Kaybedenlerin Yazarı
10 dk
Jimmy Breslin, ABD’nin en ünlü gazetecilerinden biriydi. Ancak bu statüye, sansasyonel haberler peşinde koşarak ulaşmadı.
22 Kasım 1963, dünya tarihini değiştiren günlerden biriydi. Amerika Birleşik Devletleri Başkanı John F. Kennedy, o gün Dallas’ta uğradığı suikast sonucunda hayatını kaybetti. Bu büyük trajediden sonraki günlerde medyada işlenen tek konu neredeyse buydu. Bütün gazeteciler suikast ile ilgili detaylara ulaşmaya çalışıyordu. JFK’in naaşı 25 Kasım 1963’te Arlington Ulusal Mezarlığı’nda toprağa verilirken de basının odağında ABD bayrağına sarılı tabut ve onun arkasındaki kortej vardı. Ertesi günün gazete manşetleri, o anların fotoğraflarıyla dolacaktı.
Suikast ve sonrasındaki günler, birçok gazetecinin meslek hayatının en önemli dönemiydi. ABD’nin en tanınmış köşe yazarlarından Jimmy Breslin de onlardan biriydi. Geçtiğimiz Mart ayında hayatını kaybeden Breslin, o günlerde The New York Herald Tribune gazetesinde adından yeni yeni söz ettirmeye başlayan bir gazeteciydi. Meslektaşları kendilerini ülkeyi saran kaosa ve yas hâline kaptırmışken Breslin’in aklında başka bir şey vardı.
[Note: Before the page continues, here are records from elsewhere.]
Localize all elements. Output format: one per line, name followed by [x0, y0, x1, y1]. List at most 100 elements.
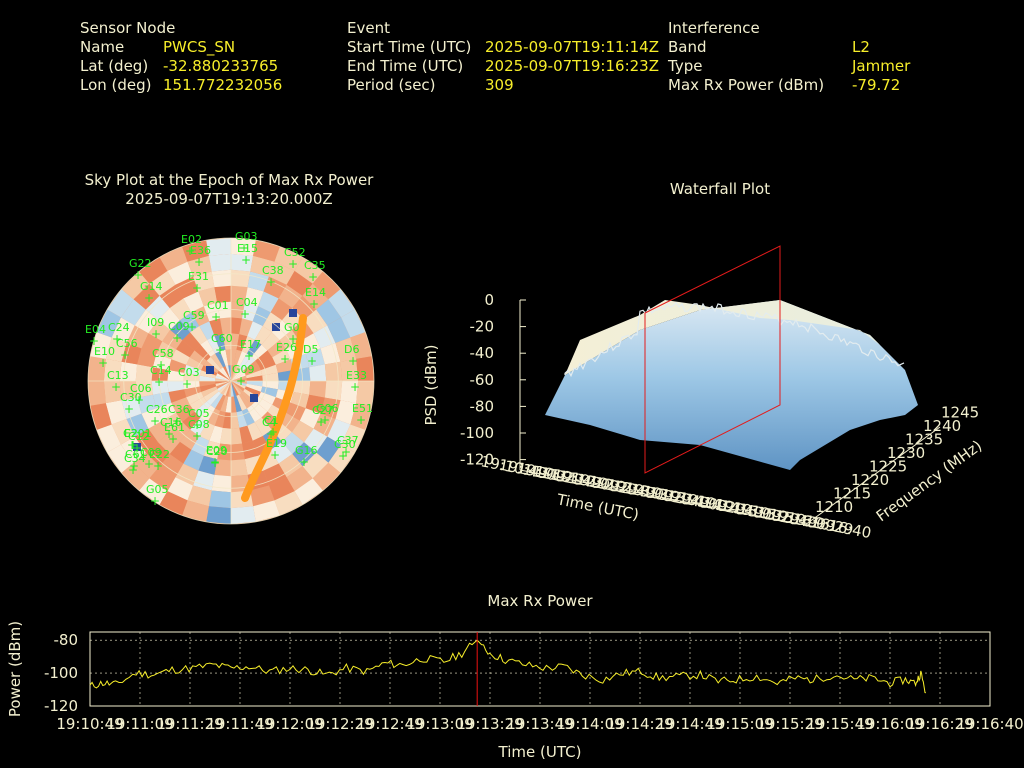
sky-cell [263, 463, 287, 486]
x-tick-label: 19:15:29 [756, 715, 823, 733]
satellite-marker: + [240, 307, 250, 321]
sky-cell [299, 333, 321, 354]
satellite-marker: + [270, 448, 280, 462]
satellite-label: C12 [128, 430, 150, 443]
sky-cell [214, 285, 231, 303]
sky-cell [217, 370, 231, 381]
sky-cell [247, 271, 269, 292]
sky-cell [179, 312, 200, 333]
sky-cell [231, 381, 234, 397]
sky-cell [272, 349, 291, 365]
sky-cell [217, 381, 231, 392]
sky-cell [208, 490, 231, 509]
sky-cell [88, 356, 106, 381]
y-tick-label: -120 [44, 697, 78, 715]
x-tick-label: 19:12:49 [356, 715, 423, 733]
sky-cell [327, 419, 351, 445]
x-tick-label: 19:16:40 [956, 715, 1023, 733]
satellite-marker: + [210, 456, 220, 470]
sky-cell [218, 381, 231, 394]
sky-cell [145, 295, 170, 320]
interference-type-value: Jammer [852, 57, 911, 75]
x-tick-label: 19:11:09 [106, 715, 173, 733]
sky-cell [103, 381, 122, 404]
sky-cell [141, 333, 163, 354]
sky-cell [246, 381, 263, 387]
sky-cell [105, 400, 127, 425]
satellite-label: E51 [352, 402, 373, 415]
sky-cell [111, 419, 135, 445]
sky-cell [341, 309, 366, 338]
satellite-label: C09 [168, 320, 190, 333]
satellite-marker: + [338, 449, 348, 463]
satellite-label: C52 [284, 246, 306, 259]
satellite-label: C58 [152, 347, 174, 360]
satellite-marker: + [308, 270, 318, 284]
maxpower-chart: -80-100-120 19:10:4919:11:0919:11:2919:1… [6, 621, 1024, 733]
sky-cell [186, 391, 204, 405]
sky-cell [271, 320, 292, 341]
sky-cell [216, 381, 231, 389]
sky-cell [258, 357, 276, 371]
satellite-label: G09 [232, 363, 255, 376]
sky-cell [228, 365, 231, 381]
sky-cell [167, 381, 185, 392]
sky-cell [220, 395, 229, 413]
sky-cell [350, 332, 372, 359]
x-tick-label: 19:13:49 [506, 715, 573, 733]
sky-cell [175, 463, 199, 486]
sensor-lat-value: -32.880233765 [163, 57, 279, 75]
sky-cell [350, 403, 372, 430]
satellite-label: C37 [337, 434, 359, 447]
waterfall: 0-20-40-60-80-100-120 121012151220122512… [422, 245, 985, 543]
sky-cell [231, 378, 247, 381]
sky-cell [251, 401, 268, 418]
sky-cell [324, 361, 343, 381]
z-tick-label: -120 [460, 451, 494, 469]
interference-power-label: Max Rx Power (dBm) [668, 76, 825, 94]
satellite-marker: + [120, 348, 130, 362]
maxpower-ylabel: Power (dBm) [6, 621, 24, 717]
satellite-label: C14 [150, 364, 172, 377]
waterfall-z-ticks: 0 -20 -40 -60 -80 -100 -120 [460, 291, 526, 469]
sky-cell [214, 334, 226, 352]
sky-cell [203, 388, 219, 402]
sky-cell [210, 353, 224, 369]
sky-cell [253, 500, 280, 522]
sky-cell [158, 432, 180, 454]
satellite-marker: + [128, 463, 138, 477]
sky-cell [327, 317, 351, 343]
freq-tick-label: 1215 [833, 485, 871, 503]
sky-cell [186, 357, 204, 371]
maxpower-title: Max Rx Power [487, 592, 593, 610]
sky-cell [231, 381, 247, 387]
sky-cell [159, 491, 188, 516]
sky-cell [231, 253, 254, 272]
satellite-label: E09 [206, 444, 227, 457]
interference-band-value: L2 [852, 38, 870, 56]
satellite-marker: + [192, 281, 202, 295]
waterfall-surface [545, 300, 918, 470]
sky-cell [199, 370, 217, 379]
satellite-label: C201 [123, 427, 152, 440]
time-tick-label: 19:16:40 [803, 512, 873, 543]
sky-cell [231, 349, 237, 366]
sky-cell-dark [250, 394, 258, 402]
sky-cell [208, 253, 231, 272]
interference-power-value: -79.72 [852, 76, 901, 94]
sky-cell [291, 420, 314, 443]
x-tick-label: 19:16:29 [906, 715, 973, 733]
sky-cell [215, 381, 231, 387]
satellite-marker: + [185, 244, 195, 258]
sky-cell [231, 381, 245, 392]
sky-cell [241, 336, 255, 354]
sky-cell [183, 449, 204, 471]
sky-cell [159, 284, 184, 308]
satellite-marker: + [350, 380, 360, 394]
x-tick-label: 19:14:29 [606, 715, 673, 733]
sky-cell [218, 368, 231, 381]
sky-cell [215, 375, 231, 381]
satellite-marker: + [299, 455, 309, 469]
sky-cell [231, 506, 256, 524]
satellite-marker: + [307, 354, 317, 368]
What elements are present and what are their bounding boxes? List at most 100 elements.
“Clifton Pollard, o pazar günü çalışacağından emindi. Bu yüzden, Corcoran Caddesi’ndeki evinde uyandıktan sonra kahvaltı için mutfağa gitmeden iş tulumunu giymişti.” Bu, Breslin’in en bilinen yazısının ilk cümlesiydi. Clifton Pollard, Arlington Ulusal Mezarlığı’nda saati üç dolara çalışan bir işçiydi ve 25 Kasım Pazartesi düzenlenecek cenazeden bir gün önce JFK’in mezarını kazacaktı. Breslin de o büyük hikâyenin en küçük kahramanlarından birine odaklanmayı seçmişti.
Ünlü gazeteci, bu yaklaşımı uzun kariyeri boyunca benimsedi. John Lennon’ın 1980’de öldürüldüğü günde de durum aynıydı. ABD’li gazetecinin sonraki gün yayımlanan yazısının kahramanı ne kurban ne de zanlıydı. The Beatles, Lennon’ı hastaneye yetiştirmeye çalışan polislerin hayatına bir şekilde girmişti ve Breslin de onların öyküsünü anlatmıştı.
Spor da onun tutkularından biriydi. Konuları farklı olsa da hikâyeleri işleyişi aynıydı. Ve bütün kariyerini özetleyen cümleyi spor üzerinden anlatmıştı: “Her zaman kaybeden takımın soyunma odasına gidersin. Asıl hikâye orada olur.”
New York Mets, Amerikan Beyzbol Ligi MLB’de ‘kaybeden’ kimliğiyle bilinir. Takımın taraftarı Paul Auster’ın da romanlarında sıkça gördüğümüz bu kimliğe dair en ünlü kitaplardan birini de Breslin yazmıştı. Breslin, Mets’in 1962 sezonunu anlatan Can’t Anybody Here Play This Game? kitabında bu algıyı şöyle ifade etmişti: “Hayattaki herkes gibi, Mets de bir kaybeden. Bu, patronuyla birlikte öğle yemeği yemediği için terfi alamayanların ve her sabah uyanıp biraz para kazanabilmek için sevmediği işe giden sıradan erkeklerin takımı. Ya da evliliklerinin onuncu yılında bir akşam yemeğinde tişörtle gördüğü kocasına bakıp onunla evlenmeye nasıl ikna olduğunu düşünen kadınların takımı.”
Kahramanların, yıldızların ve manşet hayvanlarının hâkim olduğu medya düzeninden sıkıldıysanız, internette yapacağınız kısa bir gezinti sonrası siz de Jimmy Breslin’in kaleme aldığı yazılara ulaşabilirsiniz. Orada sizi, aynaya baktığınızda görebileceğiniz insanlar karşılayacak. Şaşırmayın.